La peau est brune foncée, naturellement pigmentée. Les cheveux et les yeux sont noirs. Le sujet prend peu de coups de soleil et le bronzage est très foncé.

  • Phototype 6 = indice 30 recommandé

La peau est noire, les cheveux et les yeux sont noirs. Le sujet ne prend pas de coup de soleil.

Les Bislaires vous recommandent un indice minimum de 30, quel que soit votre phototype. Un indice élevé n’empêche pas le bronzage.

Beaucoup plus rares, les cancers cutanés sur peaux mates ou noires existent bel et bien. Ils apparaissent vraisemblablement lorsque les capacités de photo-protection naturelles et acquises ont été dépassées. Bob Marley est mort d’un mélanome, probablement dû à de trop longues expositions au soleil. Le cancer de la peau ne choisit pas la couleur.

NB: La neige réfléchit 85% des rayons ultraviolets, dont la proportion augmente de 10% à chaque palier de 1.000 mètres d’altitude. Le soleil y est encore plus dangereux que sur une plage. Il est par conséquent conseillé à tous les types de peaux d’utiliser la protection solaire maximale, soit 50+, sans oublier des lunettes de soleil de qualité répondant aux normes européennes de protection UV.

Quelle marque choisir ? La plus chère n’est pas forcément la meilleure.

Deux marques phares -car qualitatives- se démarquent en pharmacie.

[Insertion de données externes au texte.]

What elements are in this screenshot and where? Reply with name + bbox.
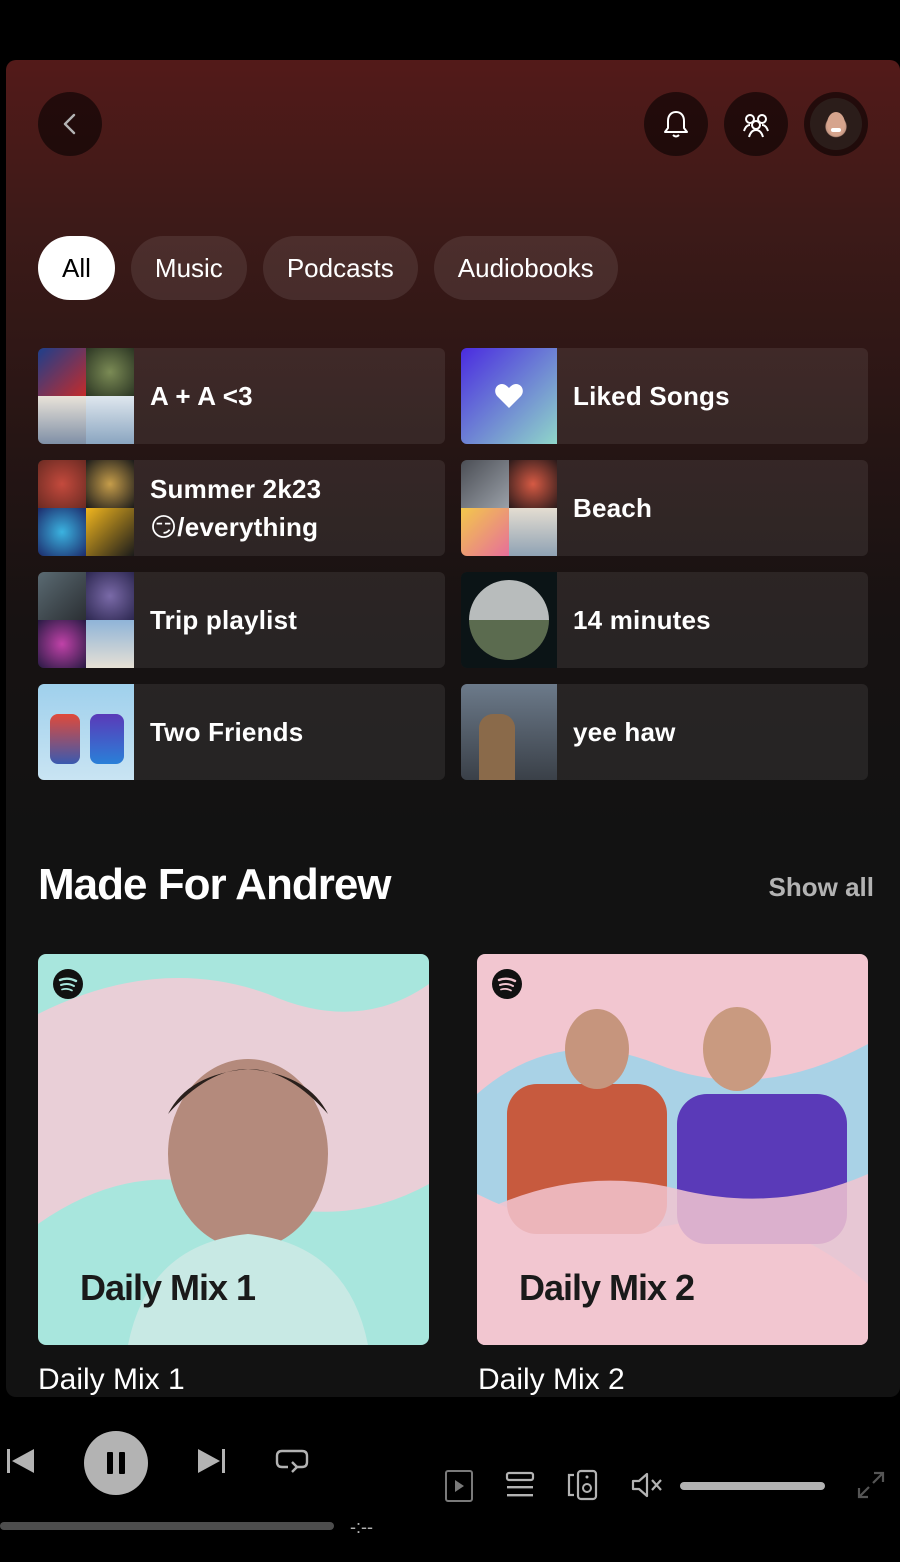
friends-icon [743,114,769,138]
pause-icon [107,1452,125,1474]
playlist-cover [461,460,557,556]
connect-device-icon[interactable] [566,1469,602,1501]
daily-mix-2-caption[interactable]: Daily Mix 2 [478,1363,625,1397]
shortcut-label: Liked Songs [573,381,730,411]
section-title[interactable]: Made For Andrew [38,860,392,910]
skip-previous-icon[interactable] [4,1445,36,1477]
now-playing-view-icon[interactable] [444,1469,474,1503]
bell-icon [664,111,688,138]
shortcut-trip-playlist[interactable]: Trip playlist [38,572,445,668]
shortcut-label-line-2: 😏/everything [150,512,319,542]
skip-next-icon[interactable] [196,1445,228,1477]
playlist-cover [38,684,134,780]
daily-mix-2-card[interactable]: Daily Mix 2 [477,954,868,1345]
notifications-button[interactable] [644,92,708,156]
mix-cover-title: Daily Mix 2 [519,1267,695,1308]
friend-activity-button[interactable] [724,92,788,156]
chevron-left-icon [63,113,76,135]
spotify-logo-icon [53,969,83,999]
daily-mix-1-card[interactable]: Daily Mix 1 [38,954,429,1345]
heart-icon [495,384,523,408]
playlist-cover [461,684,557,780]
volume-muted-icon[interactable] [630,1469,664,1501]
avatar [810,98,862,150]
filter-podcasts[interactable]: Podcasts [262,236,418,300]
fullscreen-icon[interactable] [856,1469,886,1501]
shortcut-label: 14 minutes [573,605,711,635]
shortcut-label: A + A <3 [150,381,253,411]
shortcut-beach[interactable]: Beach [461,460,868,556]
shortcut-14-minutes[interactable]: 14 minutes [461,572,868,668]
player-bar: -:-- [0,1397,900,1562]
filter-music[interactable]: Music [130,236,247,300]
time-remaining: -:-- [350,1517,373,1537]
shortcut-label: Two Friends [150,717,304,747]
daily-mix-1-caption[interactable]: Daily Mix 1 [38,1363,185,1397]
liked-songs-cover [461,348,557,444]
shortcut-summer-2k23[interactable]: Summer 2k23 😏/everything [38,460,445,556]
filter-chips: All Music Podcasts Audiobooks [38,236,618,300]
shortcut-label: Beach [573,493,653,523]
profile-avatar-button[interactable] [804,92,868,156]
playlist-cover [38,348,134,444]
spotify-logo-icon [492,969,522,999]
mix-cover-title: Daily Mix 1 [80,1267,256,1308]
queue-icon[interactable] [504,1469,536,1501]
progress-bar[interactable] [0,1522,334,1530]
back-button[interactable] [38,92,102,156]
shortcut-a-plus-a[interactable]: A + A <3 [38,348,445,444]
shortcut-two-friends[interactable]: Two Friends [38,684,445,780]
shortcut-label: Trip playlist [150,605,298,635]
volume-slider[interactable] [680,1482,825,1490]
pause-button[interactable] [84,1431,148,1495]
shortcut-liked-songs[interactable]: Liked Songs [461,348,868,444]
main-content: All Music Podcasts Audiobooks A + A <3 L… [6,60,900,1397]
shortcut-label: Summer 2k23 😏/everything [134,470,321,546]
playlist-cover [38,460,134,556]
filter-audiobooks[interactable]: Audiobooks [433,236,618,300]
filter-all[interactable]: All [38,236,115,300]
playlist-cover [461,572,557,668]
shortcut-label-line-1: Summer 2k23 [150,474,322,504]
shortcut-yee-haw[interactable]: yee haw [461,684,868,780]
repeat-icon[interactable] [274,1445,310,1477]
shortcut-label: yee haw [573,717,676,747]
playlist-cover [38,572,134,668]
show-all-link[interactable]: Show all [769,872,874,903]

Demandez conseil à un professionnel. 

Vous pouvez également consulter la parution “spécial été” des associations de consommateurs qui chaque année testent des produits solaires.

Si vous optez pour une crème solaire bio, veillez à ce qu’elle filtre bien les UVA.

Crème solaire pour enfant

Un bébé devrait être systématiquement couvert de vêtements légers, voire de vêtements anti-UV, d’un chapeau et laissé à l’ombre (il existe des tentes et des auvents pour poussettes anti-UV).

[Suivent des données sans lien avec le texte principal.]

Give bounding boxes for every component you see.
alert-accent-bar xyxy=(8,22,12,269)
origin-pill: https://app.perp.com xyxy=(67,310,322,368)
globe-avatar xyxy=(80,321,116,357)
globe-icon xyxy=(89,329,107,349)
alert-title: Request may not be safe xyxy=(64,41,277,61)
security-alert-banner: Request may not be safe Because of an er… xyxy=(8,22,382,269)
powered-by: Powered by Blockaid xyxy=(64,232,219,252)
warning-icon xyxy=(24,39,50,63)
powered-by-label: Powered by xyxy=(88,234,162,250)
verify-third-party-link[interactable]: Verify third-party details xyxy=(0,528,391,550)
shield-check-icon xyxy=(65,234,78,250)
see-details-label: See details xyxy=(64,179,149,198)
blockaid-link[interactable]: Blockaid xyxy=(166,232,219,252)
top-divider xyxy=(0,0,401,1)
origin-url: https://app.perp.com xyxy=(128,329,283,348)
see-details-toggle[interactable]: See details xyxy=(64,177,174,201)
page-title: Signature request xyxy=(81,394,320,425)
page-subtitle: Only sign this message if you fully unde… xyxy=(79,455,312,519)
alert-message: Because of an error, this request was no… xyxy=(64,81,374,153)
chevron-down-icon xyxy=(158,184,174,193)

Il faut appliquer aux enfants de la crème solaire régulièrement sur les parties du corps non recouvertes. L’indice choisi doit être le plus élevé possible, car l’exposition au soleil sans protection pendant l’enfance est un facteur de risque de cancer cutané à l’âge adulte.

L’Inca (Institut National du Cancer) souligne l’importance d’apprendre aux enfants à se protéger du soleil eux-mêmes.

Que penser des crèmes solaires « spécial enfant » ? : que du bien, car il semblerait que les allergènes en soient quasiment absents. Les fabricants veilleraient à proposer des formules plus sûres pour leurs gammes destinées aux plus petits. Demandez conseil à un-e pharmacien-ne.

Les produits solaires sont néanmoins accusés d’endommager les massifs coralliens -essentiels à l’écosystème marin- car contenant souvent des composants chimiques. Certaines marques se revendiquent “water protect” avec des formules anti UV à base de filtres minéraux. Si malgré tout vous êtes réfractaires à tout produit solaire, veillez scrupuleusement à vos heures de sortie, ainsi qu’à votre protection (vêtements, couvre-chef, ombrelle, parasol…).